You can configure each RIP router with a list of routers (by IP address) that accepts RIP announcements. By configuring a list of RIP peers, RIP announcements from unauthorized RIP routers are discarded. In addition, to prevent RIP traffic from being received by any node except neighboring RIP routers, you can set up some routers to use unicast RIP announcements to neighboring RIP routers.
Because the RIP is a distance-vector protocol, as internetworks grow larger in size, the periodic announcements by each RIP router can cause excessive traffic. Another disadvantage of RIP is its high convergence time. When the network topology changes, it may take several minutes before the RIP routers reconfigure themselves to the new network topology. As the network reconfigures itself, routing loops may form that result in lost or undeliverable data. To help prevent routing loops, RIP implements split-horizon.
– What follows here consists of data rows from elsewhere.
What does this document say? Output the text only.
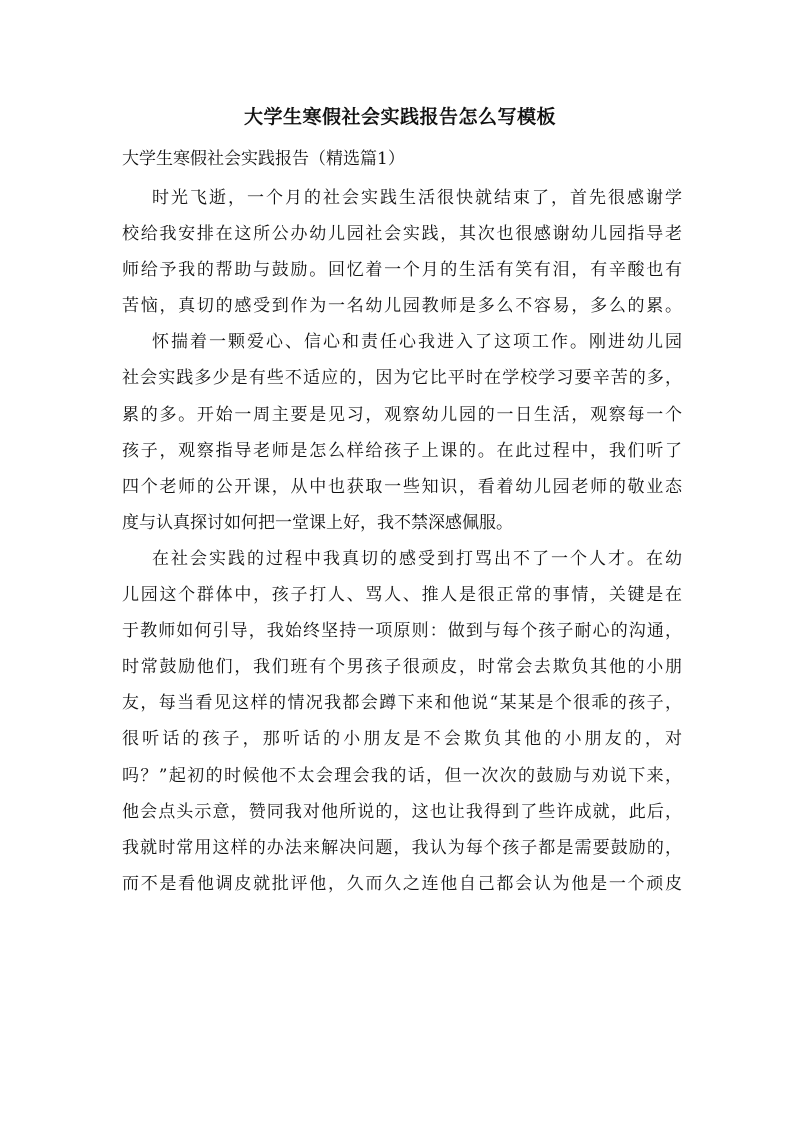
大学生寒假社会实践报告怎么写模板
大学生寒假社会实践报告（精选篇1）

时光飞逝，一个月的社会实践生活很快就结束了，首先很感谢学
校给我安排在这所公办幼儿园社会实践，其次也很感谢幼儿园指导老
师给予我的帮助与鼓励。回忆着一个月的生活有笑有泪，有辛酸也有
苦恼，真切的感受到作为一名幼儿园教师是多么不容易，多么的累。

怀揣着一颗爱心、信心和责任心我进入了这项工作。刚进幼儿园
社会实践多少是有些不适应的，因为它比平时在学校学习要辛苦的多，
累的多。开始一周主要是见习，观察幼儿园的一日生活，观察每一个
孩子，观察指导老师是怎么样给孩子上课的。在此过程中，我们听了
四个老师的公开课，从中也获取一些知识，看着幼儿园老师的敬业态
度与认真探讨如何把一堂课上好，我不禁深感佩服。

在社会实践的过程中我真切的感受到打骂出不了一个人才。在幼
儿园这个群体中，孩子打人、骂人、推人是很正常的事情，关键是在
于教师如何引导，我始终坚持一项原则：做到与每个孩子耐心的沟通，
时常鼓励他们，我们班有个男孩子很顽皮，时常会去欺负其他的小朋
友，每当看见这样的情况我都会蹲下来和他说“某某是个很乖的孩子，
很听话的孩子，那听话的小朋友是不会欺负其他的小朋友的，对
吗？”起初的时候他不太会理会我的话，但一次次的鼓励与劝说下来，
他会点头示意，赞同我对他所说的，这也让我得到了些许成就，此后，
我就时常用这样的办法来解决问题，我认为每个孩子都是需要鼓励的，
而不是看他调皮就批评他，久而久之连他自己都会认为他是一个顽皮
To overcome some of RIP shortcomings, RIP Version 2 (RIP II) was introduced. RIP v2 provides the following features:
- You can use a password for authentication by specifying a key that is used to authenticate routing information to the router. Simple password authentication was defined in RFC 1723, but newer authentication mechanisms, such as Message Digest 5 (MD5), are available.
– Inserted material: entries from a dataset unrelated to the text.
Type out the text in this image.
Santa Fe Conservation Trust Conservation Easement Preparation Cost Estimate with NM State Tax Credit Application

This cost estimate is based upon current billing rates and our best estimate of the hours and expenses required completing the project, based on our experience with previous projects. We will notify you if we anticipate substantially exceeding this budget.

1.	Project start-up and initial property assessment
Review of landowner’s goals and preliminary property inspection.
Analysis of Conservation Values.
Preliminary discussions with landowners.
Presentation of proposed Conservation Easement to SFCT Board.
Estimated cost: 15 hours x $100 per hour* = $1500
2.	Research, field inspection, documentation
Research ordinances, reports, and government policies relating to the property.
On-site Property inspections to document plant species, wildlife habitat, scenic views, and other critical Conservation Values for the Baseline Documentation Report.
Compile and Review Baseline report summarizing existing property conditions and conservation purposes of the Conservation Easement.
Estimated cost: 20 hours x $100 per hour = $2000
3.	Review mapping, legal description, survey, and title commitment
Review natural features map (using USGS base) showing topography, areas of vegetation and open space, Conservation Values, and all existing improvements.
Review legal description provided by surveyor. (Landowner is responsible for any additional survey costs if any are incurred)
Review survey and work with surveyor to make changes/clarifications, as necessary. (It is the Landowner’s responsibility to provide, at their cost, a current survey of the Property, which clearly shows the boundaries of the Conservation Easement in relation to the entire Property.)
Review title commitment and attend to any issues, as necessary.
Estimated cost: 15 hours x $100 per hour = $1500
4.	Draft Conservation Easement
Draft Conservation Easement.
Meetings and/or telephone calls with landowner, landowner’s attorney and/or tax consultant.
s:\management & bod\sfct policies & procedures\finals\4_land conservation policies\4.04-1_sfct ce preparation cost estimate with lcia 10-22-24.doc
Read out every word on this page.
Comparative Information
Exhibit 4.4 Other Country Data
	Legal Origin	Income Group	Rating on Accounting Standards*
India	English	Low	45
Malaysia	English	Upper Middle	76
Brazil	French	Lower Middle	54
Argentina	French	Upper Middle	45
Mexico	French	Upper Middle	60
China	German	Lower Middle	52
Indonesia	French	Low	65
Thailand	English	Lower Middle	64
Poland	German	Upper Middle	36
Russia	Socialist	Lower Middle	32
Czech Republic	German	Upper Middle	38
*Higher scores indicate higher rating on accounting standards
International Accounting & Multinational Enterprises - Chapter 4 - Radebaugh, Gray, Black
- RIP v2 includes the subnet mask in the routing information and supports variable-length subnets. Variable-length subnet masks can be associated with each destination, allowing an increase in the number of hosts or subnets that are possible on your network.
- The routing table can contain information about the IP address of the router that should be used to reach each destination. This helps prevent packets from being forwarded through extra routers on the system.
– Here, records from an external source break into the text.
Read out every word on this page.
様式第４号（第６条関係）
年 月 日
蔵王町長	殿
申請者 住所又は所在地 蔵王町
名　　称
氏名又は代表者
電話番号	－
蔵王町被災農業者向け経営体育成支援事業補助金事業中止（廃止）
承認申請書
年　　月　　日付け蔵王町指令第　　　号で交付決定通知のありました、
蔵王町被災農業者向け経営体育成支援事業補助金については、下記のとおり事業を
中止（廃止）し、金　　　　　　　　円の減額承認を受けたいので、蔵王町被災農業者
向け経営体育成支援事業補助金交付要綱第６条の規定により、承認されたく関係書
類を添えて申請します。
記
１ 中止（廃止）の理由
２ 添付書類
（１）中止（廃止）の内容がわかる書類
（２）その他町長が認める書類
- Multicast packets speak only to RIP v2 routers and are used to reduce the load on hosts not listening to RIP v2 packets. The IP multicast address for RIP v2 packets is 22.214.171.124. Note: Silent RIP nodes must also be listening for multicast traffic sent to 126.96.36.199. If you are using Silent RIP, verify that your Silent RIP nodes can listen for multicasted RIP v2 announcements before deploying multicasted RIP v2.
Open Shortest Path First (OSPF)
For small or medium networks, distributing data throughout the network and maintaining a route table at each router is not a problem. When the network grows to a size that includes hundreds of routers, the routing table can be quite large (several megabytes) and calculating routes requires significant time as the number of router interfaces goes up or down.
Some protocols, such as Open Shortest Path First (OSPF), allow areas (grouping of contiguous networks) to be grouped together into an autonomous system (AS). Areas that make up the autonomous areas usually correspond to an administrative domain, such as a department, a building, or a geographic site. An AS can be a single network or a group of networks, which is owned and administered by a common network administrator or group of administrators.
OSPF is a link-state routing protocol used in medium-sized and large networks that calculates routing table entries by constructing a shortest-path tree. OSPF is designed for large internetworks (especially those spanning more than 15 router hops). The disadvantage of OSPF is that it’s generally more complex to set up and requires a certain amount of planning.